Stacked Difference-in-Differences#
Stacked DiD estimator for staggered adoption designs with corrective Q-weights.
This module implements the methodology from Wing, Freedman & Hollingsworth (2024), which addresses bias in naive stacked DiD regressions by:
Constructing sub-experiments: One per adoption cohort with clean controls
Applying corrective Q-weights: Ensures proper weighting of treatment and control group trends across sub-experiments
Running weighted event-study regression: WLS with Q-weights identifies the “trimmed aggregate ATT”
When to use Stacked DiD:
Staggered adoption design with multiple treatment cohorts
Want an intuitive sub-experiment-based approach (vs. aggregation methods)

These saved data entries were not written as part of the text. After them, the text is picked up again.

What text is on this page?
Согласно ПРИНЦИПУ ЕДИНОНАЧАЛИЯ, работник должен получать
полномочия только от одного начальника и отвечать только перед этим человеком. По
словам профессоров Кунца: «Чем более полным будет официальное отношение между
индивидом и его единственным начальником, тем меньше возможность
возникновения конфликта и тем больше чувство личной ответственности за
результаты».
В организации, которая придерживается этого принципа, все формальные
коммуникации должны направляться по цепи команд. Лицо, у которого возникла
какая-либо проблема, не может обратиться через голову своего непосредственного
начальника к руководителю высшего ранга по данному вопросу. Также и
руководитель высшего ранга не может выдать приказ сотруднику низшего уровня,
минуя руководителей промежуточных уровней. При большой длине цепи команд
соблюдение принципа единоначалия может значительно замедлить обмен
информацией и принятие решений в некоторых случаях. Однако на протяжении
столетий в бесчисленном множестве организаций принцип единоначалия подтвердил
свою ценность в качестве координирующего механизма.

Desire compositional balance: treatment group composition fixed across event times
Need direct access to the stacked dataset for custom analysis
Reference: Wing, C., Freedman, S. M., & Hollingsworth, A. (2024). Stacked Difference-in-Differences. NBER Working Paper 32054. http://www.nber.org/papers/w32054
StackedDiD#
Main estimator class for Stacked Difference-in-Differences.
- class diff_diff.StackedDiD[source]
Bases:
objectStacked Difference-in-Differences estimator.
Implements Wing, Freedman & Hollingsworth (2024). Builds a stacked dataset of sub-experiments (one per adoption cohort), applies corrective Q-weights to address implicit weighting bias in naive stacked regressions, and runs a weighted event-study regression.
- Parameters:
kappa_pre (int, default=1) – Number of pre-treatment event-time periods in the event window. The event window spans [-kappa_pre, …, kappa_post].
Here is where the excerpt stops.